Orang ini menggunakan pedang sepanjang itu sebagai senjata. Apabila bukan untuk memamerkan diri, pasti ilmunya sangat tinggi. Kecepatannya juga tentu secepat kilat. Pokoknya semua yang ada pada diri orang ini lain daripada yang lain.

Air sungai yang deras itu bergerak-gerak menghantam batu tersebut. Butiran air memercik ke mana-mana. Angin masih bertiup dengan kencang. Daun-daunan rontok beterbangan dan menimbulkan suara menderu-deru.

Lengan baju orang itu melambai-lambai. Rambutnya yang putih beriap-riap. Benda-benda yang ada antara langit dan bumi seperti sedang berlomba saling bergerak. Hanya manusia berpakaian putih itu yang bergeming sedikit pun. Tubuhnya seolah telah bersatu dengan batu yang dipijaknya. Dari jauh tampaknya seperti gumpalan kabut yang menutupi sebuah arca.

Gumpalan kabut yang membisu ....

Angin bertiup menerpa alam sekeliling. Mata orang itu tiba-tiba terbelalak. Sinar matanya yang sedingin es tidak menampilkan perasaan apa-apa. Siapa pun tidak akan menyangka bola mata yang sedemikian rupa dapat menyorotkan sinar setajam belati. Matanya bergerak, demikian juga tubuhnya. Suasana mencekam jadi riuh seketika. Tubuhnya melesat bagaikan sebatang anak panah. Pedang dan sarungnya ikut berkelebat.

Sarung pedang itu patah dibuatnva. Hanya melesak ke dalam batu yang dipijaknya. Tubuh manusia berpakaian putih itu meloncat di udara. Pedangnya telah terhunus. Keduanya berkelebat di udara bagai sebaris pelangi dan mengarah ke sehelai daun yang sedang terbang ditiup angin.

Panjang pedang tersebut satu setengah meter. Dengan kecepatan yang sulit dijelaskan, dia menusuk ke arah daun merah yang sedang melayang itu.
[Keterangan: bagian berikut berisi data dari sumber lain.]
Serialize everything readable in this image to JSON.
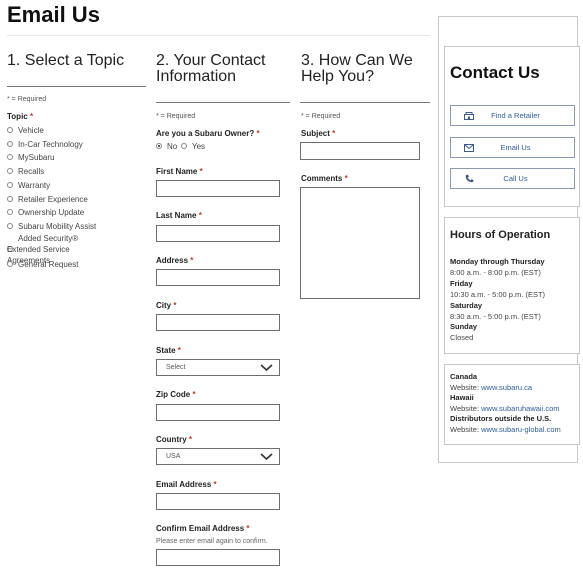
{
  "page": {
    "title": "Email Us"
  },
  "topics": {
    "heading": "1. Select a Topic",
    "required_note": "* = Required",
    "label": "Topic",
    "star": "*",
    "options": [
      "Vehicle",
      "In-Car Technology",
      "MySubaru",
      "Recalls",
      "Warranty",
      "Retailer Experience",
      "Ownership Update",
      "Subaru Mobility Assist",
      "Added Security® Extended Service Agreements",
      "General Request"
    ]
  },
  "contact_info": {
    "heading_line1": "2. Your Contact",
    "heading_line2": "Information",
    "required_note": "* = Required",
    "owner_question": "Are you a Subaru Owner?",
    "owner_no": "No",
    "owner_yes": "Yes",
    "owner_selected": "No",
    "first_name_label": "First Name",
    "last_name_label": "Last Name",
    "address_label": "Address",
    "city_label": "City",
    "state_label": "State",
    "state_value": "Select",
    "zip_label": "Zip Code",
    "country_label": "Country",
    "country_value": "USA",
    "email_label": "Email Address",
    "confirm_email_label": "Confirm Email Address",
    "confirm_email_hint": "Please enter email again to confirm.",
    "star": "*"
  },
  "help": {
    "heading_line1": "3. How Can We",
    "heading_line2": "Help You?",
    "required_note": "* = Required",
    "subject_label": "Subject",
    "comments_label": "Comments",
    "star": "*"
  },
  "sidebar": {
    "contact_heading": "Contact Us",
    "buttons": [
      {
        "label": "Find a Retailer",
        "icon": "retailer-icon"
      },
      {
        "label": "Email Us",
        "icon": "envelope-icon"
      },
      {
        "label": "Call Us",
        "icon": "phone-icon"
      }
    ],
    "hours_heading": "Hours of Operation",
    "hours": [
      {
        "day": "Monday through Thursday",
        "time": "8:00 a.m. - 8:00 p.m. (EST)"
      },
      {
        "day": "Friday",
        "time": "10:30 a.m. - 5:00 p.m. (EST)"
      },
      {
        "day": "Saturday",
        "time": "8:30 a.m. - 5:00 p.m. (EST)"
      },
      {
        "day": "Sunday",
        "time": "Closed"
      }
    ],
    "website_prefix": "Website:",
    "distributors": [
      {
        "name": "Canada",
        "url": "www.subaru.ca"
      },
      {
        "name": "Hawaii",
        "url": "www.subaruhawaii.com"
      },
      {
        "name": "Distributors outside the U.S.",
        "url": "www.subaru-global.com"
      }
    ]
  }
}
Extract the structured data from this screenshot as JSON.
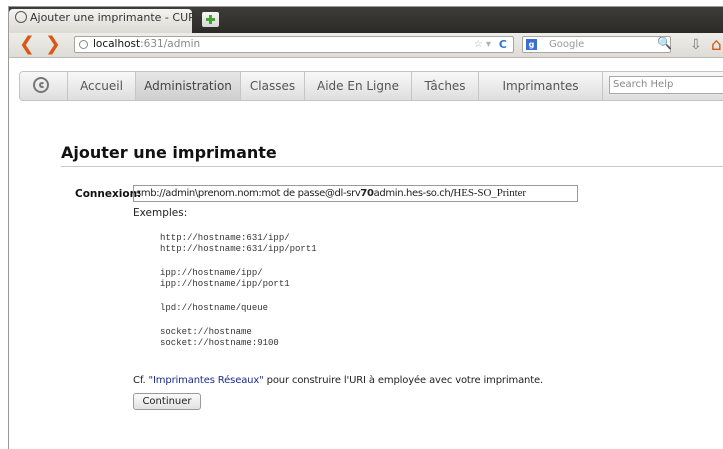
{
  "browser": {
    "tab_title": "Ajouter une imprimante - CUP...",
    "url_host": "localhost",
    "url_rest": ":631/admin",
    "search_engine_placeholder": "Google",
    "icons": [
      "back-arrow-icon",
      "forward-arrow-icon",
      "globe-icon",
      "bookmark-star-icon",
      "reload-icon",
      "google-icon",
      "magnifier-icon",
      "download-icon",
      "home-icon",
      "new-tab-icon"
    ]
  },
  "cups_menu": {
    "items": [
      "Accueil",
      "Administration",
      "Classes",
      "Aide En Ligne",
      "Tâches",
      "Imprimantes"
    ],
    "active": "Administration",
    "search_placeholder": "Search Help"
  },
  "page": {
    "title": "Ajouter une imprimante",
    "connection_label": "Connexion:",
    "connection_value_part1": "smb://admin\\prenom.nom:mot de passe@dl-srv",
    "connection_value_bold": "70",
    "connection_value_part2": "admin.hes-so.ch/",
    "connection_value_part3": "HES-SO_Printer",
    "examples_label": "Exemples:",
    "examples": [
      "http://hostname:631/ipp/",
      "http://hostname:631/ipp/port1",
      "ipp://hostname/ipp/",
      "ipp://hostname/ipp/port1",
      "lpd://hostname/queue",
      "socket://hostname",
      "socket://hostname:9100"
    ],
    "cf_prefix": "Cf. ",
    "cf_link": "\"Imprimantes Réseaux\"",
    "cf_suffix": " pour construire l'URI à employée avec votre imprimante.",
    "continue_button": "Continuer"
  }
}
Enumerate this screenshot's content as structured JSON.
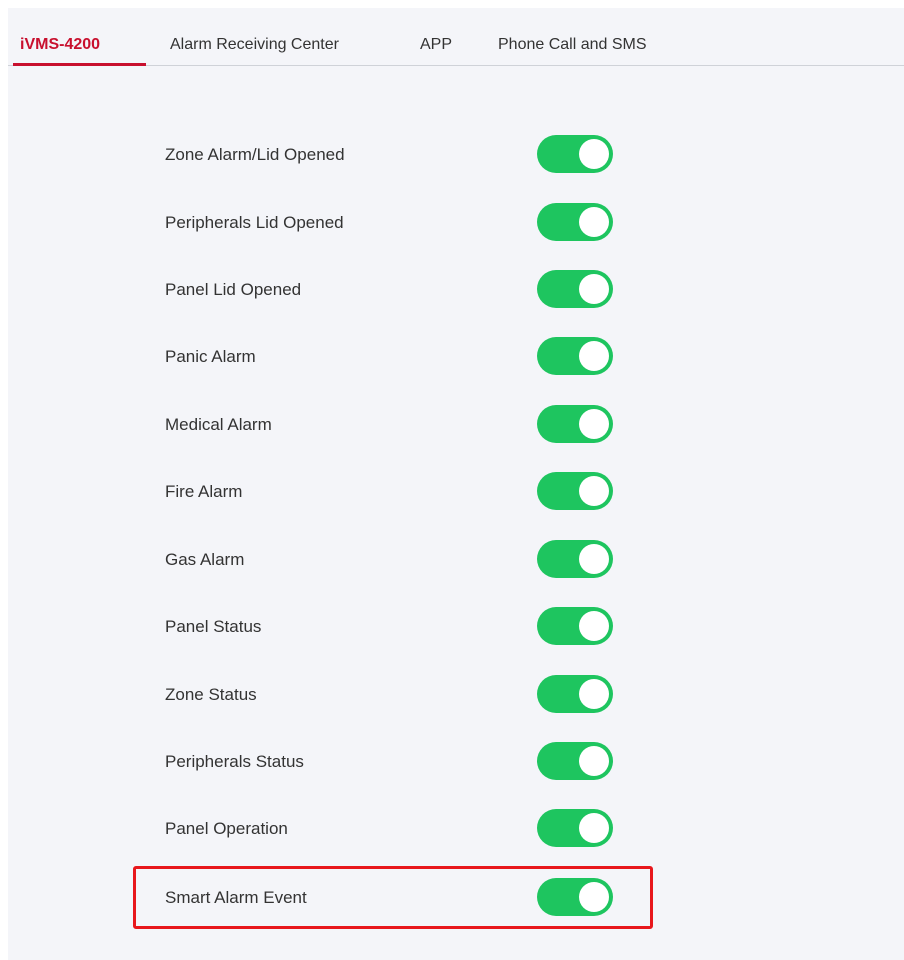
{
  "tabs": [
    {
      "label": "iVMS-4200",
      "active": true
    },
    {
      "label": "Alarm Receiving Center",
      "active": false
    },
    {
      "label": "APP",
      "active": false
    },
    {
      "label": "Phone Call and SMS",
      "active": false
    }
  ],
  "settings": [
    {
      "label": "Zone Alarm/Lid Opened",
      "enabled": true
    },
    {
      "label": "Peripherals Lid Opened",
      "enabled": true
    },
    {
      "label": "Panel Lid Opened",
      "enabled": true
    },
    {
      "label": "Panic Alarm",
      "enabled": true
    },
    {
      "label": "Medical Alarm",
      "enabled": true
    },
    {
      "label": "Fire Alarm",
      "enabled": true
    },
    {
      "label": "Gas Alarm",
      "enabled": true
    },
    {
      "label": "Panel Status",
      "enabled": true
    },
    {
      "label": "Zone Status",
      "enabled": true
    },
    {
      "label": "Peripherals Status",
      "enabled": true
    },
    {
      "label": "Panel Operation",
      "enabled": true
    },
    {
      "label": "Smart Alarm Event",
      "enabled": true
    }
  ],
  "colors": {
    "accent": "#c8102e",
    "toggle_on": "#1ec55f",
    "highlight": "#e8171c"
  }
}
"Crep!" pedang itu menembus daun tersebut. Mengagumkan! Daun itu sama seperti daun yang sering terlihat. Gerakan pedang yang kuat ternyata tidak membuat daun itu terempas. Hanya satu hal yang dapat dijelaskan dari keadaan itu. Gerakan pedang itu terlalu cepat. Melebihi kecepatan daun tersebut. Belum sempat daun terempas oleh deruan angin yang ditimbulkan, pedang sudah menusuknya.

Tiba-tiba pedang itu ditarik kembali. Daun itu terlepas dan melayang kembali. Sebelum sempat mencapai tanah, manusia berpakaian putih itu sudah berdiri tegak di tempatnya semula. Kedua kakinya bergeming sedikit pun. Tangan kanannya masih menggenggam pedang seperti sebelumnya. Dan pedang itu juga masuk kembali ke dalam sarungnya. Matanya tetap bersinar tajam. Tubuhnya tidak bergerak juga, seolah tidak pernah terjadi apa-apa.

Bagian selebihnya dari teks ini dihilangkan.